Según dicen las teorías hay dos principios que rigen el funcionamiento mental: el principio de placer y el principio de realidad. Y los dos hacen falta para un vivir equilibrado. El bebé estaría afincado en el principio de placer y el adulto habría asumido que hay una realidad que impone sus leyes o sus azares interrumpiendo el camino del goce sin medida. El tránsito entre uno y otro principio es el proceso entre ser niño y ser adulto, entre vivir a expensas de los impulsos y vivir mediando entre lo impulsivo y lo razonado. Entender y aceptar que ambos principios forman parte de la vida es preciso. Y a medida que la realidad se va imponiendo como reguladora, la búsqueda de la satisfacción ya no se efectúa por los caminos más cortos, sino mediante rodeos, y se es capaz de aplazar los resultados en función de las condiciones impuestas por el mundo exterior. Lo cual va a suponer a las personas un estar más adaptado, más calmo y saludable.

Por eso es un flaco favor hacer creer a los niños que la vida es sólo placer, porque cuando se ven metidos en un «no», en un conflicto, un obstáculo o una carencia, no entienden qué pasa, y se llenan de angustia o de rabia, se indignan y se enfadan con los otros, con las circunstancias, con los padres, los maestros? o con la vida.

Quizás sería mejor mantener unos mensajes no tan sesgados hacia «lo positivo», para que así cuando los niños se encuentren con algo displacentero o directamente frustrante, no se hundan y puedan hacerle frente. Quizás convendría que fuéramos menos secretistas y les fuéramos contando algo de lo que pasa a su alrededor, sin tapar por completo las dificultades. Quizás deberíamos ayudarlos a integrar sus puntos fuertes, que les darán autoestima y seguridad, con sus puntos débiles, que les permitirán aprender a ser humildes y a respetar a los demás. Quizás estaría bien no dárselo todo tan resuelto, y dejarles ir superando las pequeñas molestias cotidianas, así aprenderían a encarar lo que les frustra y a luchar por sus cosas.

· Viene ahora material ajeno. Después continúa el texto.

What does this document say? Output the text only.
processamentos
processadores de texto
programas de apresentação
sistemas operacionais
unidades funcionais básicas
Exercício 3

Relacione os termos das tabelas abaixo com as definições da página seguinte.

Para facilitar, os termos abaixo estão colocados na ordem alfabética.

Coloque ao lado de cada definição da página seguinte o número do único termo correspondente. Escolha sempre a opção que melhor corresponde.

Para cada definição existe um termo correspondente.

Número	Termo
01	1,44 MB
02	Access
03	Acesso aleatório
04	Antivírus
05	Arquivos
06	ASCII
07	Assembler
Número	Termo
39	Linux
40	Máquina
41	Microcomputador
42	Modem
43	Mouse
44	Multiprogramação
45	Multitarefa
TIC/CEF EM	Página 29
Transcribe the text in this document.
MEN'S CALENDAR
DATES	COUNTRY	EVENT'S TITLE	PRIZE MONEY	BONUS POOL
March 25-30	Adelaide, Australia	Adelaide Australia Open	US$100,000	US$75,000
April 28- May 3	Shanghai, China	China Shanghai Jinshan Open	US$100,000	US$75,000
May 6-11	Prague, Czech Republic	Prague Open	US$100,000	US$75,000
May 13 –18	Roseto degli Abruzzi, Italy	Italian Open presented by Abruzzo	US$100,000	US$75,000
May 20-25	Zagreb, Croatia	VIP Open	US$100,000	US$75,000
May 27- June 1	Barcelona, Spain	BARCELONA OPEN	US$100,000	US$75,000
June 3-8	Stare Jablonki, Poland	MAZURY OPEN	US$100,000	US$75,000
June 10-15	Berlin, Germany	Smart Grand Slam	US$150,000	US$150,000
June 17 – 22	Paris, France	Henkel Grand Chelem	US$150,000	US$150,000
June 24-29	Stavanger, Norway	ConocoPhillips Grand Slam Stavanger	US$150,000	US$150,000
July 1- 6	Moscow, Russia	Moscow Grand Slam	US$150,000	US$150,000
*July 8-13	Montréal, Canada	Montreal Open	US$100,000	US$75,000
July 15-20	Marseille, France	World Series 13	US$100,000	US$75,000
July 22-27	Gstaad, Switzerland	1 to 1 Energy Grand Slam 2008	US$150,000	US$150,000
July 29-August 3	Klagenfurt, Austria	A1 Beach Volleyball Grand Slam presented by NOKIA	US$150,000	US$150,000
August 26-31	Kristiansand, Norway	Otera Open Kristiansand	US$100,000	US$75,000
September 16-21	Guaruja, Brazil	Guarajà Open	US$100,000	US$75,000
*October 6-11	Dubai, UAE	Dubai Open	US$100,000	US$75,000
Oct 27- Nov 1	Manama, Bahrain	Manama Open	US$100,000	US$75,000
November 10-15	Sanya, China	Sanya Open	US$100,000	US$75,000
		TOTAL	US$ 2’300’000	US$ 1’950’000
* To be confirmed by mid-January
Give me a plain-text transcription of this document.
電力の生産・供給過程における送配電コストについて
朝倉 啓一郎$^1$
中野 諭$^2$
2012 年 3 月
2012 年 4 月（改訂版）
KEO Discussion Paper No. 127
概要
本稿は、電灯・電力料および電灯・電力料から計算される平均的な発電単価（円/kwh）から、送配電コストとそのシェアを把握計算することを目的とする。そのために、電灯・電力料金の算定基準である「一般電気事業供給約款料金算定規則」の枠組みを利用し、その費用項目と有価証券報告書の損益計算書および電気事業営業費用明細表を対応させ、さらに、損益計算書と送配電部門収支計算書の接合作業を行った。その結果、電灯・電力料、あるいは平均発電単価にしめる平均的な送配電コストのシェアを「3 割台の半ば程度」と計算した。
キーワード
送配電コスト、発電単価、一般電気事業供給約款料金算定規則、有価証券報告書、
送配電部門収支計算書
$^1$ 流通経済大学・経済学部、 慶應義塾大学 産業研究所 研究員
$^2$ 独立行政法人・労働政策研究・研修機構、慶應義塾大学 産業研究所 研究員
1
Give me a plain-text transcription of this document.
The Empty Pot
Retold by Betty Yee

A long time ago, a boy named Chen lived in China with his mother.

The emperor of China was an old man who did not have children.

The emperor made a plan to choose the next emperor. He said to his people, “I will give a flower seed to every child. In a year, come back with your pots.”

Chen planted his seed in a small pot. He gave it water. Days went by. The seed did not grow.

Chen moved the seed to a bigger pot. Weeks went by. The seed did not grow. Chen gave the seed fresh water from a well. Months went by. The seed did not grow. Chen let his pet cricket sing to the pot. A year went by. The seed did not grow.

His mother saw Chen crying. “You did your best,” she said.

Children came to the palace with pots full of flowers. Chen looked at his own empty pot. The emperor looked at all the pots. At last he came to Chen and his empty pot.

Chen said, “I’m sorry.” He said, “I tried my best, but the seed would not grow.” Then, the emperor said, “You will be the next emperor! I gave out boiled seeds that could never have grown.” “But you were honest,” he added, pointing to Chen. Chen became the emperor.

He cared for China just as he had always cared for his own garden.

Con esto no estoy hablando de dejarlos a la intemperie, ni de «ponerlos a sufrir», sino de permitirles tolerar sentirse un poco incómodos algunos ratos y moverse por sí mismos para solventar la situación. Por ejemplo, cuando les quitan el juguete, el sitio o la palabra, cuando les dan un empujón, cuando no les dejan jugar, cuando ven a su padre preocupado, o a su abuela en el hospital. Pero, ¿cómo van a tolerar la frustración si apenas la conocen?, ¿cómo van a aceptar la falta si les hemos hecho creer que van a estar siempre sobrados?, ¿cómo van a agradecer, a aceptar, a «aguantar»?

Sí, esto es algo preocupante y requerirá muchos cambios.